Chapter 12 Plan – Domestic Support Obligation

PLAN.  The Chapter 12 debtor’s plan treated a domestic court obligation to the debtor’s former wife as an allowed secured claim rather than as a domestic support obligation that must be repaid before the plan could be confirmed. In a post-divorce settlement agreement entered into prior to the filing for bankruptcy, the former spouse had agreed to reduce the debt from $106,000 to $88,000 that was payable in full on November 1, 2014. That agreement was a novation that replaced the parties’ original divorce property settlement. The new agreement stripped the debt of its domestic support obligation character and excused the debtor from having to pay it in full as a prerequisite to confirmation. The Chapter 12 plan offered to repay the debt over 20 years with interest, extending an obligation which was currently overdue in full. The court noted that the debtor had been behind in payments under the original divorce agreement and had not made any payments for more than four years.
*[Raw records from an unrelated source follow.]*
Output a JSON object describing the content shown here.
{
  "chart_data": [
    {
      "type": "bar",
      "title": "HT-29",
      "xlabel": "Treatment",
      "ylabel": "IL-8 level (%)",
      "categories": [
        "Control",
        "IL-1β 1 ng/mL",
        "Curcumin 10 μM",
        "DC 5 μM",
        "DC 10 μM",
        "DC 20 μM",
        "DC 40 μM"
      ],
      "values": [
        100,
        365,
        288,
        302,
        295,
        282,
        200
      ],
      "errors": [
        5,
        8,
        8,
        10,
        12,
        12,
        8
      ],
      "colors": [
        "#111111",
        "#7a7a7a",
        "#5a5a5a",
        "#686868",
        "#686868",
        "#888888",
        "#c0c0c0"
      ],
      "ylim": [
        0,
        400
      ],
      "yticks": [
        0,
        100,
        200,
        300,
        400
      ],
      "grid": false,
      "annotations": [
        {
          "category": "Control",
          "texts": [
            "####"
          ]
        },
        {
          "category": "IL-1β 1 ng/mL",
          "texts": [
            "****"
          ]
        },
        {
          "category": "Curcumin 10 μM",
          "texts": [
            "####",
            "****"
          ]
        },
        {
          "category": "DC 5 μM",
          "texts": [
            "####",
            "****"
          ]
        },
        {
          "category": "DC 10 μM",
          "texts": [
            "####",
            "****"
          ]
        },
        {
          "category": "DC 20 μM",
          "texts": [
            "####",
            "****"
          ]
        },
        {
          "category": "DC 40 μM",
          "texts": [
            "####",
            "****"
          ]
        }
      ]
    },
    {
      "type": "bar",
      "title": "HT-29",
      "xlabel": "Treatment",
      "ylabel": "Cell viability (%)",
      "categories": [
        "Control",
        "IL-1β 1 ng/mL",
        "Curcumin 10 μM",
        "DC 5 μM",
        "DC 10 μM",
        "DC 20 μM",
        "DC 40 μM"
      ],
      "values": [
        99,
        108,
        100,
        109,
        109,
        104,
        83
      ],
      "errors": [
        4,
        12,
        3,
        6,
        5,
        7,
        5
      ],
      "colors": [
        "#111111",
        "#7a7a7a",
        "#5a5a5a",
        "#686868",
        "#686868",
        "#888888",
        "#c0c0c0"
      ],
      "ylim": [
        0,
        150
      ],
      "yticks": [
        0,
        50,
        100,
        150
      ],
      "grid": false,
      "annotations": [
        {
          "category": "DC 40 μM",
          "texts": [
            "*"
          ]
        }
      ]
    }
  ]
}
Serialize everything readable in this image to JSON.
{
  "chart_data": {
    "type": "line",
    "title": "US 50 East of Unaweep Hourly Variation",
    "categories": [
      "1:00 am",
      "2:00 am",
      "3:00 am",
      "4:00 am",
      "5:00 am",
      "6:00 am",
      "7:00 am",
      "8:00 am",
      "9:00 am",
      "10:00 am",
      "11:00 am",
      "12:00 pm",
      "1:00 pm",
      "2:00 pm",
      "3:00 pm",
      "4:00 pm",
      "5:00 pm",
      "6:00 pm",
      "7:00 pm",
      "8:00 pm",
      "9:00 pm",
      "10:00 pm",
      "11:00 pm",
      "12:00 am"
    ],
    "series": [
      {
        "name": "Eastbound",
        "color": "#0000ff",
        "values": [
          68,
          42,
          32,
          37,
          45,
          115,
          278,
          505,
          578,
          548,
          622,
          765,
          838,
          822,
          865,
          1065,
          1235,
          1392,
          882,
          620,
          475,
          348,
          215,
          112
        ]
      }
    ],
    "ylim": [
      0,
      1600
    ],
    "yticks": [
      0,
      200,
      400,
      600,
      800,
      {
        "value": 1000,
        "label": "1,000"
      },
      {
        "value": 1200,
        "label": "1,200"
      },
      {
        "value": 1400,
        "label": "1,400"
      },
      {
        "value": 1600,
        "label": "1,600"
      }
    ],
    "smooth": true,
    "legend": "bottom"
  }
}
The court first held that the new agreement was no longer a domestic support obligation because the agreement did  not include provisions for the death or remarriage of the former spouse or for failure to make support payments.  The court held that the plan could not be confirmed because it was not proposed in good faith since (1) the debtor had not made any payments for over four years; (2) the final payments would not be made until more than 14 years after the new agreement’s payment date; and (3) the plan did not provide a rate of interest at least equal to the interest paid for other secured creditors. In re Krier, 2016 Bankr. LEXIS 1872 (Bankr. D. Kan. 2016).